Warnungen von SPÖ und NEOS

SPÖ und NEOS hatten nach dem deutschen Schritt von der heimischen Regierung gefordert, ebenfalls zu handeln. „Während unser Nachbar Deutschland auf einen möglichen Gaslieferstopp Russlands vorbereitet ist und vorsorglich reagiert, um Bevölkerung und Wirtschaft zu schützen, verkennt Ministerin Gewessler offenkundig den Ernst der Lage und hat keinen Plan“, so die SPÖ. NEOS fragte: „Was sind Österreichs Pläne für einen möglichen Gaslieferstopp?“

Gasverteilungsstation Baumgarten, Österreich
Reuters/Heinz-Peter Bader
Gasverteilungsstation Baumgarten in Niederösterreich

Bezahlung in Rubel nicht sofort

Hintergrund für die Aktivierung der Notfallpläne ist die Forderung der Regierung in Moskau, dass Gaslieferungen nur noch in Rubel bezahlt werden. Der Westen lehnt das ab. In den laufenden Verträgen ist eine Bezahlung in Euro beziehungsweise Dollar vereinbart. Die Bezahlung in Rubel hätte ursprünglich am Donnerstag in Kraft treten sollen.

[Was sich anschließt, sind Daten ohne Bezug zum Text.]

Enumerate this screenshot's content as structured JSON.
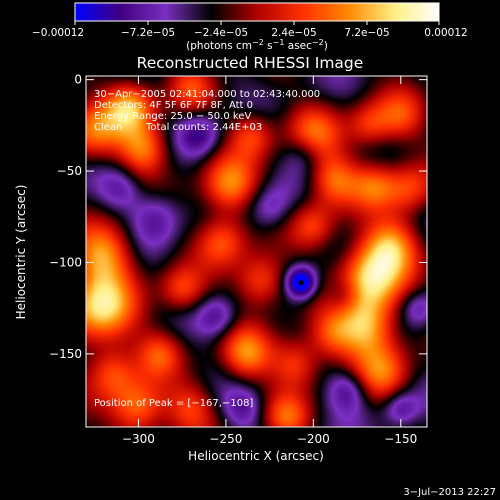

ORF-Korrespondentin Schneider über die Versorgungssicherheit

ORF-Korrespondentin Carola Schneider berichtet in Zusammenhang mit der Ausrufung des Frühwarnsystems über die Sicherheit russischer Gaslieferungen.

Putin will sich am Donnerstag mit Vertretern des russischen Gasriesen Gasprom und der Zentralbank treffen, um sich über den Stand der Dinge informieren zu lassen. Das angekündigte Treffen und die Weigerung westlicher Staaten, auf Rubel umzustellen, hatte Befürchtungen in Europa ausgelöst, Russland könne die Gaslieferungen zügig einstellen. Auch Peskow hatte gesagt, wenn nicht bezahlt werde, komme kein Gas. Russland sei keine Wohltätigkeitsorganisation.

Putin sicherte Scholz Euro-Zahlungen zu

Nach Angaben aus Berlin sicherte Putin indes dem deutschen Kanzler Olaf Scholz zu, dass europäische Unternehmen ihre Rechnungen für russisches Gas weiterhin in Euro zahlen können. Putin habe in einem Telefonat am Mittwoch zwar gesagt, Gaslieferungen seien ab 1. April in Rubel zu begleichen, sagte Regierungssprecher Steffen Hebestreit. „Zugleich betonte er in dem Gespräch, dass sich für die europäischen Vertragspartner nichts ändern werde.“

Die Zahlungen sollen demnach weiterhin ausschließlich in Euro an die Gasprom-Bank überwiesen werden, die nicht von Sanktionen betroffen sei. „Die Bank konvertiere dann das Geld in Rubel“, zitierte Hebestreit den russischen Staatschef. Scholz habe dem nun von Putin erläuterten Verfahren nicht zugestimmt, erklärte Hebestreit weiter. Der Kanzler habe „lediglich um schriftliche Informationen gebeten, um das Verfahren genauer zu verstehen“.

Niederlande aktivieren Notfallplan noch nicht

Die Niederlande wollen ihren Gasnotfallplan noch nicht aktivieren. Die Bevölkerung werde aber aufgerufen, ihren Gasverbrauch zu reduzieren, sagte der Sprecher des Wirtschaftsministeriums, Tim van Dijk, am Mittwoch. Der Notfallplan werde erst aktiviert, „wenn es effektiv einen Engpass gibt oder die Gefahr, dass es dazu kommt, groß ist“.

Die EU-Kommission ist eigenen Angaben zufolge für mögliche Lieferunterbrechungen beim Gas aus Russland gerüstet. „Wir sind auf alles vorbereitet und wir werden auch sehr eng mit den Mitgliedsstaaten zusammenarbeiten, damit alle sich gut auf diese Lage vorbereiten können“, sagte EU-Kommissionsvize Frans Timmermans am Mittwoch in Brüssel, ohne auf Details einzugehen.